Bundesverfassungsgericht
Beschl. v. 28.03.2006, Az.: 1 BvR 1127/04
Verfassungsbeschwerde wegen der gerichtlichen Annahme einer Verwirkung des Klagrechts ; Voraussetzungen für die Annahme einer Verwirkung der Befugnis zur Anrufung der Gerichte
Bibliographie
- Gericht
- BVerfG
- Datum
- 28.03.2006
- Aktenzeichen
- 1 BvR 1127/04
- Entscheidungsform
- Beschluss
- Referenz
- WKRS 2006, 13633
- Entscheidungsname
- [keine Angabe]
- ECLI
- [keine Angabe]
Verfahrensgang
- vorgehend
- OLG Düsseldorf - 19.12.2002 - AZ: 13 U (E) 57/02
- BGH - 04.03.2004 - AZ: IX ZB 113/03
Rechtsgrundlagen
Verfahrensgegenstand
Verfassungsbeschwerde gegen
a) den Beschluss des Bundesgerichtshofs vom 4. März 2004 - IX ZB 113/03 -,
b) das Urteil des Oberlandesgerichts Düsseldorf vom 19. Dezember 2002 - 13 U (E) 57/02 -
In dem Verfahren über die Verfassungsbeschwerde
hat die 1. Kammer des Ersten Senats des Bundesverfassungsgerichts
durch
den Präsidenten Papier,
die Richterin Hohmann-Dennhardt und
den Richter Hoffmann-Riem
gemäß § 93 b in Verbindung mit § 93 a BVerfGG in der Fassung der Bekanntmachung vom 11. August 1993 (BGBl I S. 1473)
am 28. März 2006
einstimmig beschlossen:
Tenor:
Die Verfassungsbeschwerde wird nicht zur Entscheidung angenommen.
Gründe
Die Verfassungsbeschwerde wird nicht zur Entscheidung angenommen, weil Annahmegründe im Sinne des § 93 a Abs. 2 BVerfGG nicht vorliegen. Die Verfassungsbeschwerde hat keine Aussicht auf Erfolg. Sie ist jedenfalls unbegründet.

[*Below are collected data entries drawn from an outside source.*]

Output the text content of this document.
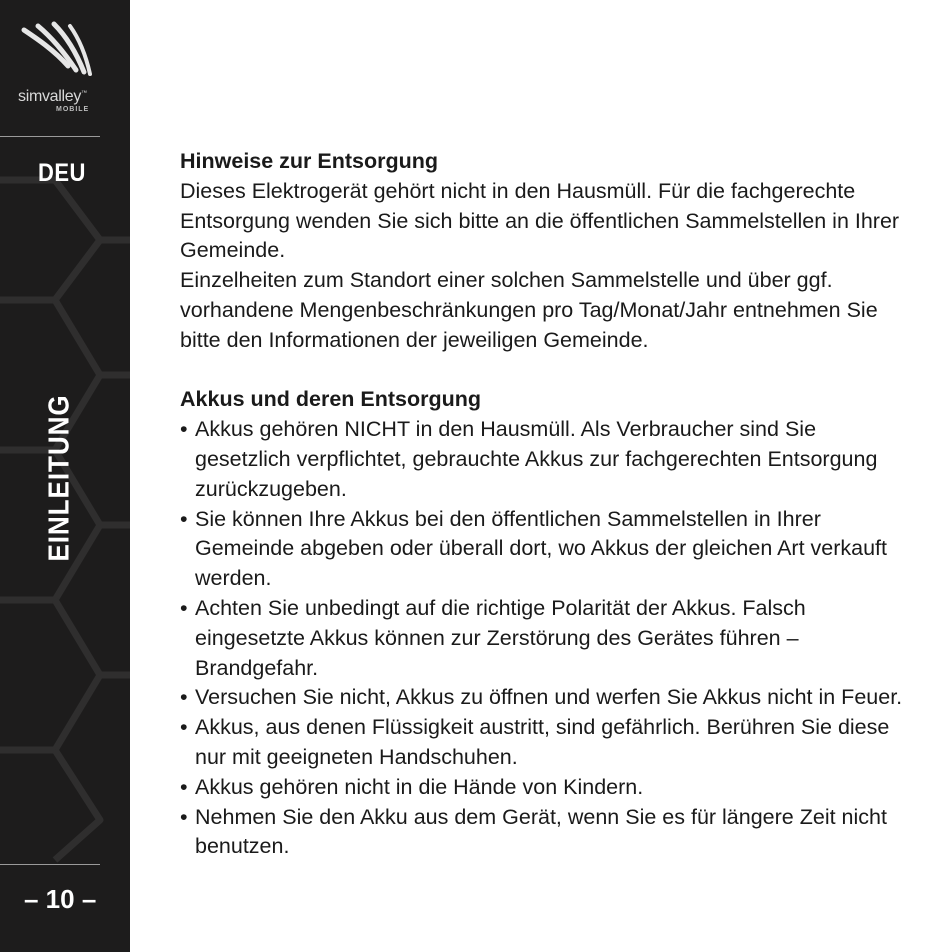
simvalley™
MOBILE
DEU
EINLEITUNG
– 10 –
Hinweise zur Entsorgung

Dieses Elektrogerät gehört nicht in den Hausmüll. Für die fachgerechte Entsorgung wenden Sie sich bitte an die öffentlichen Sammelstellen in Ihrer Gemeinde.

Einzelheiten zum Standort einer solchen Sammelstelle und über ggf. vorhandene Mengenbeschränkungen pro Tag/Monat/Jahr entnehmen Sie bitte den Informationen der jeweiligen Gemeinde.

Akkus und deren Entsorgung
• Akkus gehören NICHT in den Hausmüll. Als Verbraucher sind Sie gesetzlich verpflichtet, gebrauchte Akkus zur fachgerechten Entsorgung zurückzugeben.
• Sie können Ihre Akkus bei den öffentlichen Sammelstellen in Ihrer Gemeinde abgeben oder überall dort, wo Akkus der gleichen Art verkauft werden.
• Achten Sie unbedingt auf die richtige Polarität der Akkus. Falsch eingesetzte Akkus können zur Zerstörung des Gerätes führen – Brandgefahr.
• Versuchen Sie nicht, Akkus zu öffnen und werfen Sie Akkus nicht in Feuer.
• Akkus, aus denen Flüssigkeit austritt, sind gefährlich. Berühren Sie diese nur mit geeigneten Handschuhen.
• Akkus gehören nicht in die Hände von Kindern.
• Nehmen Sie den Akku aus dem Gerät, wenn Sie es für längere Zeit nicht benutzen.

Es ist verfassungsrechtlich nicht zu beanstanden, dass die Gerichte eine Verwirkung des Klagrechts angenommen haben. Auch die Befugnis zur Anrufung der Gerichte nach Art. 19 Abs. 4 Satz 1 GG kann im Einzelfall der Verwirkung unterliegen. An deren Voraussetzungen müssen dieselben Maßstäbe angelegt werden, die für Prozessnormen gelten, die den Rechtsweg nach Art. 19 Abs. 4 Satz 1 GG regeln; der Weg zu den Gerichten darf durch die Annahme einer Verwirkung nicht in unzumutbarer, aus Sachgründen nicht mehr zu rechtfertigender Weise erschwert werden. Davon kann jedenfalls dann nicht die Rede sein, wenn der Zeitraum, auf den dabei abgestellt wird, nicht zu kurz bemessen ist und die rechtzeitige Anrufung des Gerichts dem Betroffenen möglich, zumutbar und von ihm zu erwarten war (vgl. BVerfGE 32, 305 <308 ff.>[BVerfG 26.01.1972 - 2 BvR 225/67]).
Ob hiernach im Einzelfall eine Verwirkung eingetreten ist, ist eine Frage der Würdigung des Sachverhalts und der Anwendung einfachen Rechts, die grundsätzlich allein von den Fachgerichten zu verantworten und insofern der Nachprüfung durch das Bundesverfassungsgericht entzogen ist (vgl. BVerfGE 32, 305 <309 f.>[BVerfG 26.01.1972 - 2 BvR 225/67] m.w.N.). Gleiches gilt für die Frage, ob das Schreiben vom 10. April 1966 als Bescheid anzusehen war.
Anhaltspunkte dafür, dass die Gerichte die ihnen durch das Willkürverbot aus Art. 3 Abs. 1 GG gezogenen Grenzen überschritten haben, bestehen nicht.
Von einer weiter gehenden Begründung wird abgesehen.
Diese Entscheidung ist unanfechtbar.